A system for uncovering and then getting back to the stuff I actually like I'm going to detail the process by which I acquire, manage, and listen to ambient music. I don't think there's anything particularly brilliant or even clever about the way I handle things. And parts of it are a bit messy, especially to the librarian in me. But maybe this might be useful to readers trying to deal with large amounts of music.
Most everything I listen to these days comes from my eMusic Premium account which gets me 90 downloads for $19.99. I'm grandfathered in to the old rate, as now they offer only 75 downloads a month at $19.99. For my purposes, this is a pretty reasonable deal. So, after I grab my tracks, here's what happens:
All of the tracks are imported into and labelled "ambient" in iTunes. The music lives on a 2 year old 15" Apple PowerBook, and is backed up to a 250GB Lacie external Firewire harddrive. A smart playlist is populated for each month's downloads, where anything downloaded within the current month and labelled ambient is automatically added. The playlist is synched to a 1G 4GB iPod Nano.

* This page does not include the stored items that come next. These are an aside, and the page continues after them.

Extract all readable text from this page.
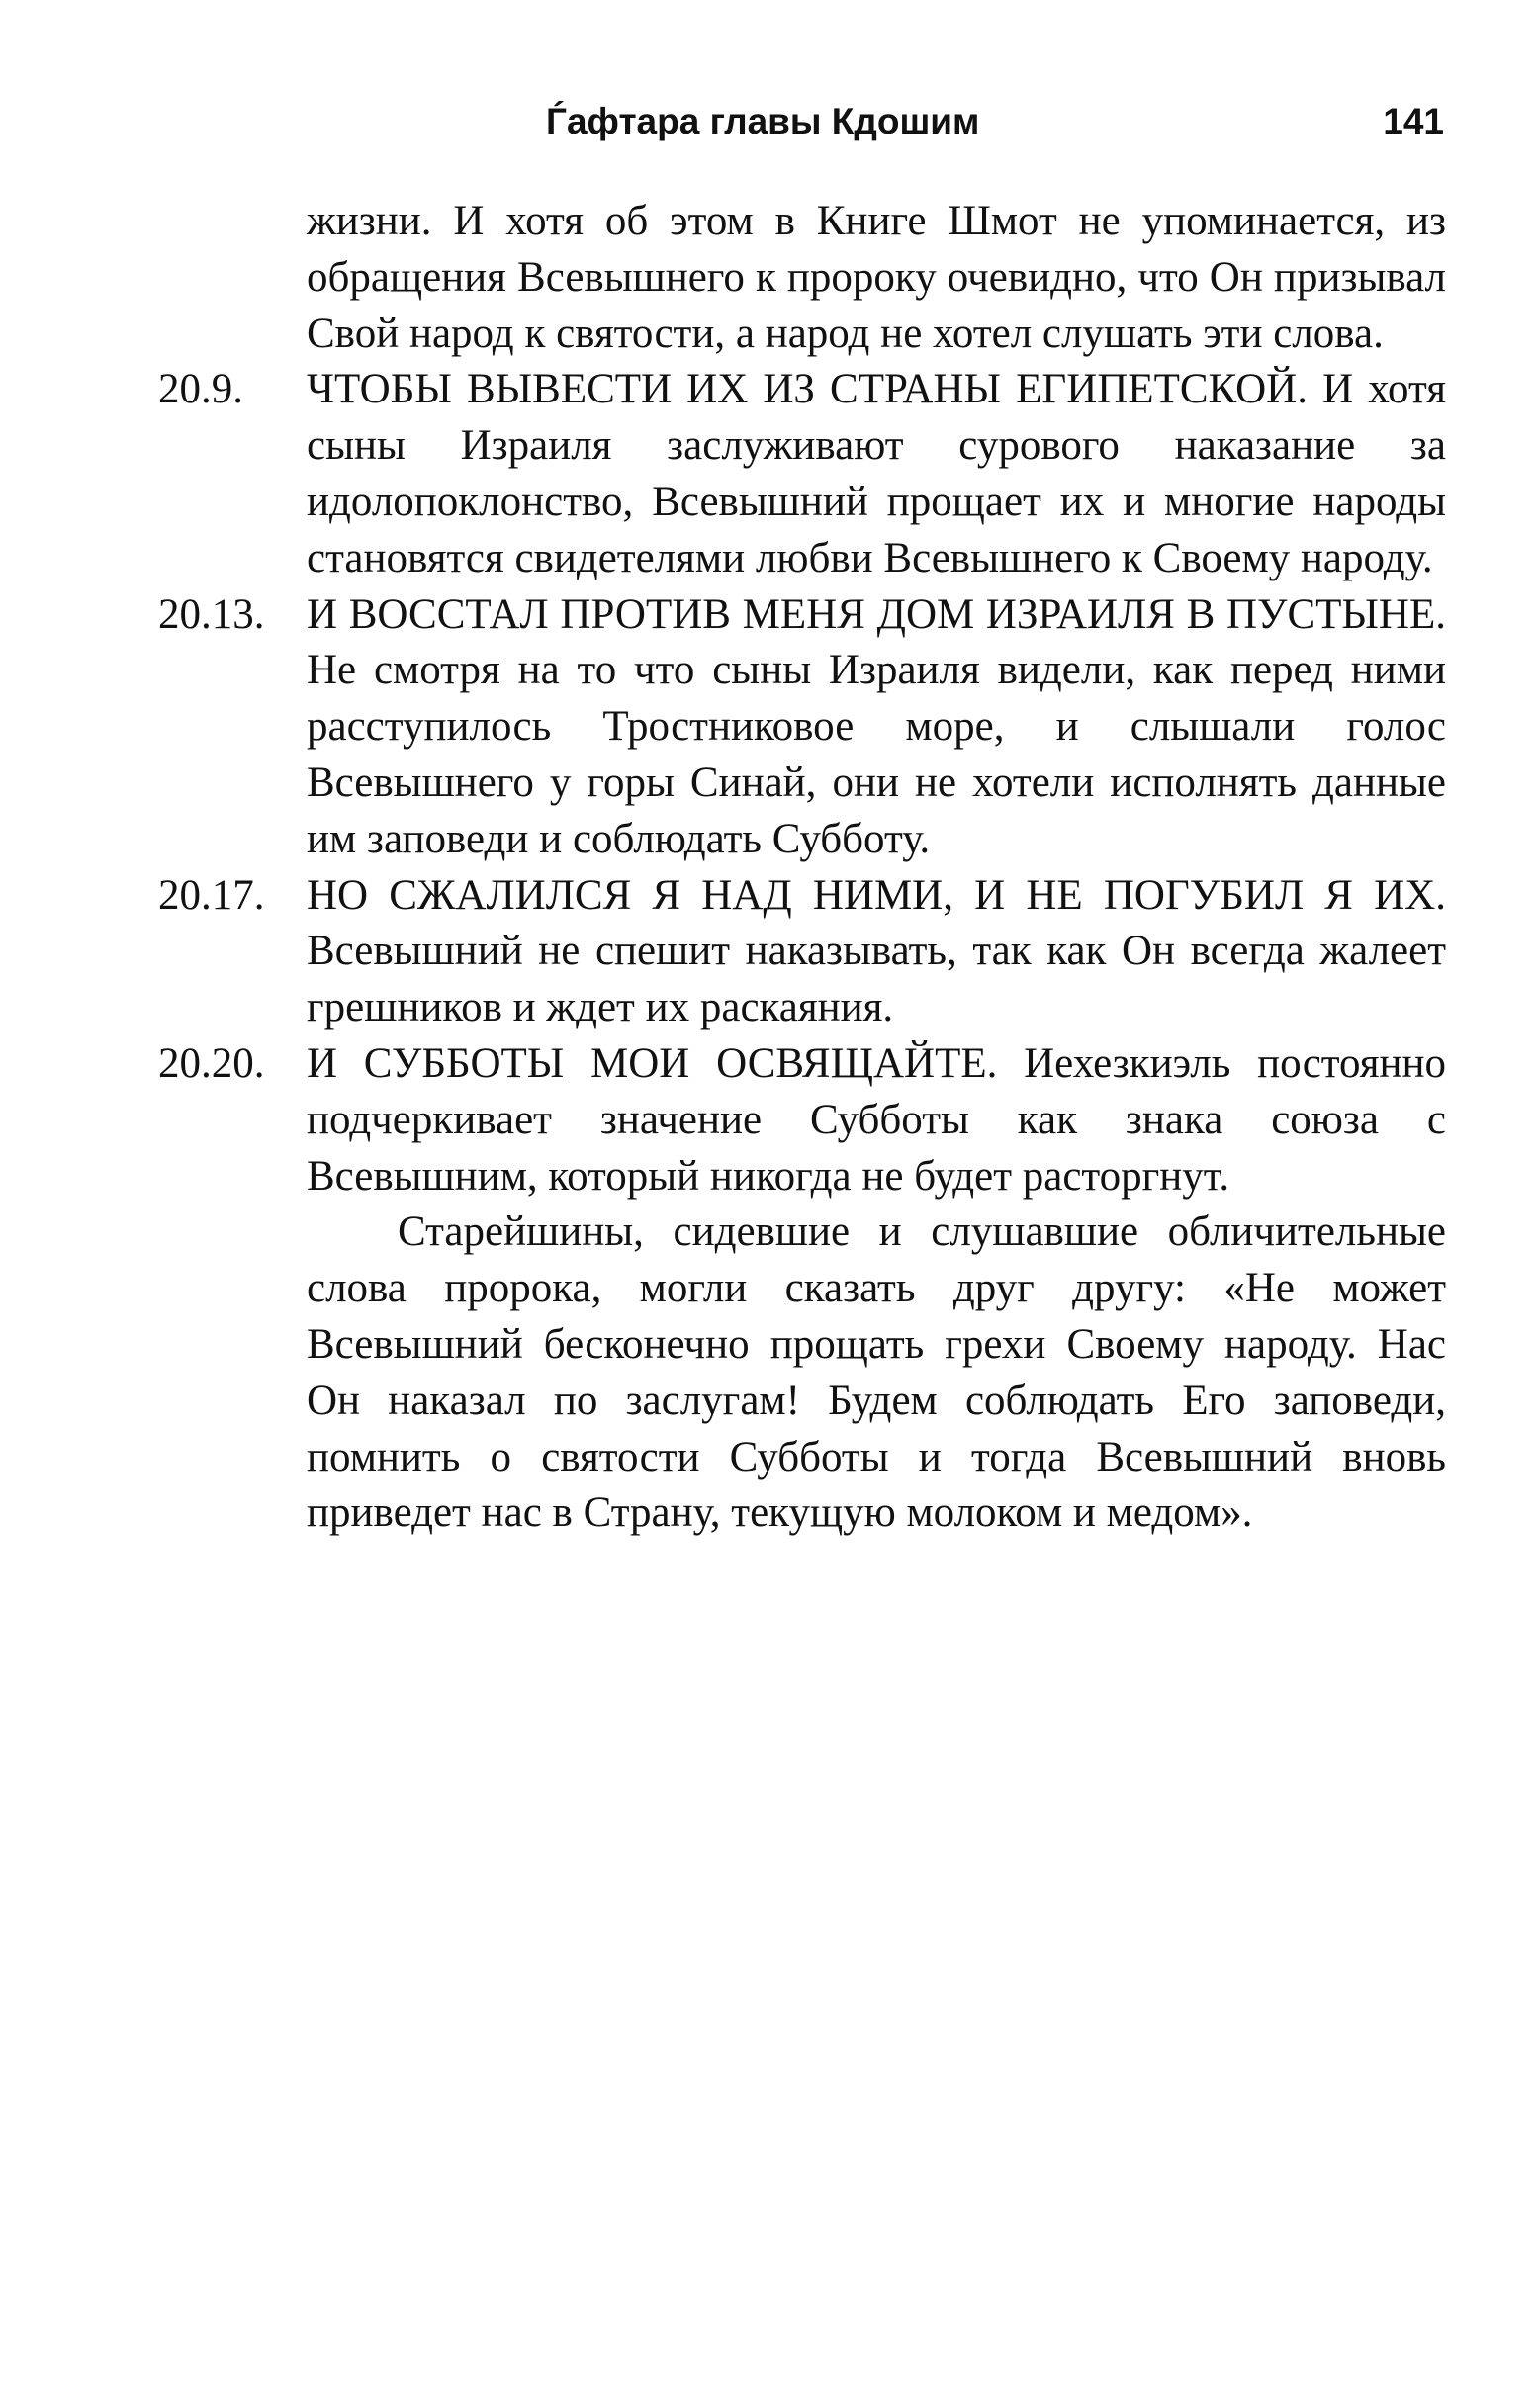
Ѓафтара главы Кдошим	141
жизни. И хотя об этом в Книге Шмот не упоминается, из обращения Всевышнего к пророку очевидно, что Он призывал Свой народ к святости, а народ не хотел слушать эти слова.
20.9.	ЧТОБЫ ВЫВЕСТИ ИХ ИЗ СТРАНЫ ЕГИПЕТСКОЙ. И хотя сыны Израиля заслуживают сурового наказание за идолопоклонство, Всевышний прощает их и многие народы становятся свидетелями любви Всевышнего к Своему народу.
20.13. И ВОССТАЛ ПРОТИВ МЕНЯ ДОМ ИЗРАИЛЯ В ПУСТЫНЕ. Не смотря на то что сыны Израиля видели, как перед ними расступилось Тростниковое море, и слышали голос Всевышнего у горы Синай, они не хотели исполнять данные им заповеди и соблюдать Субботу.
20.17. НО СЖАЛИЛСЯ Я НАД НИМИ, И НЕ ПОГУБИЛ Я ИХ. Всевышний не спешит наказывать, так как Он всегда жалеет грешников и ждет их раскаяния.
20.20. И СУББОТЫ МОИ ОСВЯЩАЙТЕ. Иехезкиэль постоянно подчеркивает значение Субботы как знака союза с Всевышним, который никогда не будет расторгнут.
Старейшины, сидевшие и слушавшие обличительные слова пророка, могли сказать друг другу: «Не может Всевышний бесконечно прощать грехи Своему народу. Нас Он наказал по заслугам! Будем соблюдать Его заповеди, помнить о святости Субботы и тогда Всевышний вновь приведет нас в Страну, текущую молоком и медом».
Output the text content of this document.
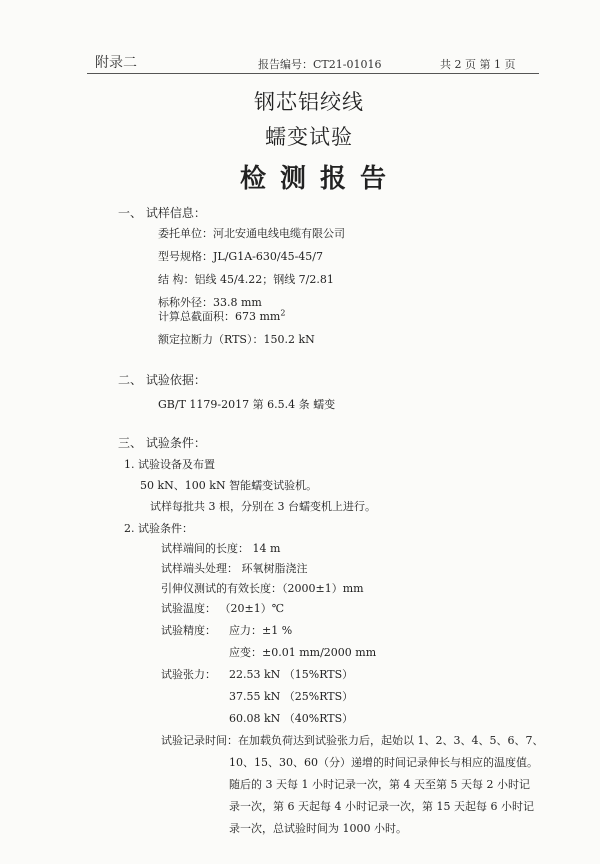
附录二	报告编号：CT21-01016	共 2 页 第 1 页
钢芯铝绞线
蠕变试验
检测报告
一、 试样信息：
委托单位：河北安通电线电缆有限公司
型号规格：JL/G1A-630/45-45/7
结 构：铝线 45/4.22；钢线 7/2.81
标称外径：33.8 mm
计算总截面积：673 $mm^2$
额定拉断力（RTS）：150.2 kN
二、 试验依据：
GB/T 1179-2017 第 6.5.4 条 蠕变
三、 试验条件：
1. 试验设备及布置
50 kN、100 kN 智能蠕变试验机。
试样每批共 3 根，分别在 3 台蠕变机上进行。
2. 试验条件：
试样端间的长度： 14 m
试样端头处理： 环氧树脂浇注
引伸仪测试的有效长度：（2000±1）mm
试验温度： （20±1）℃
试验精度： 应力：±1 %
应变：±0.01 mm/2000 mm
试验张力： 22.53 kN （15%RTS）
37.55 kN （25%RTS）
60.08 kN （40%RTS）
试验记录时间：在加载负荷达到试验张力后，起始以 1、2、3、4、5、6、7、
10、15、30、60（分）递增的时间记录伸长与相应的温度值。
随后的 3 天每 1 小时记录一次，第 4 天至第 5 天每 2 小时记
录一次，第 6 天起每 4 小时记录一次，第 15 天起每 6 小时记
录一次，总试验时间为 1000 小时。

As I listen to music, the tracks that stand out to me are rated from 1 to 5 stars. When synching the iPod with the PowerBook, my recent track plays are sent to last.fm. I like the idea of having this data on the network rather than locked inside iTunes. I only wish there was a more powerful way to connect the two. The rating system works as follows:
- 1 star means I'm not interested in hearing the track again.
- 2 stars is essentially meaningless, though slightly more meaningful than no rating. 2 stars means I don't really like it, but it's not bad enough to throw out. I may end up hearing it again and making a decising to raise or lower the rating.
- 3 stars means I definitely would like to hear the track again.
- 4 stars means I think the track is oustanding.
- 5 stars means the track is basically as good as it gets for me.
I then create playlists based on stars. I'll fill the iPod with the 3 star or greater playlist, which means by definition the 4 and 5 star tracks are transferred. If I'm feeling like I want to listen a bit more broadly, I'll listen to the 3 star playlist. If I'm in the mood to hear familiar, favorite tracks, I'll play the 5 star playlist.
This has been a fairly useful way of uncovering music I like and finding it again for later listens. The rating system also forces me to be a bit more of an active listener, which in turn helps me refine my preferences and gives me things to talk about on this site.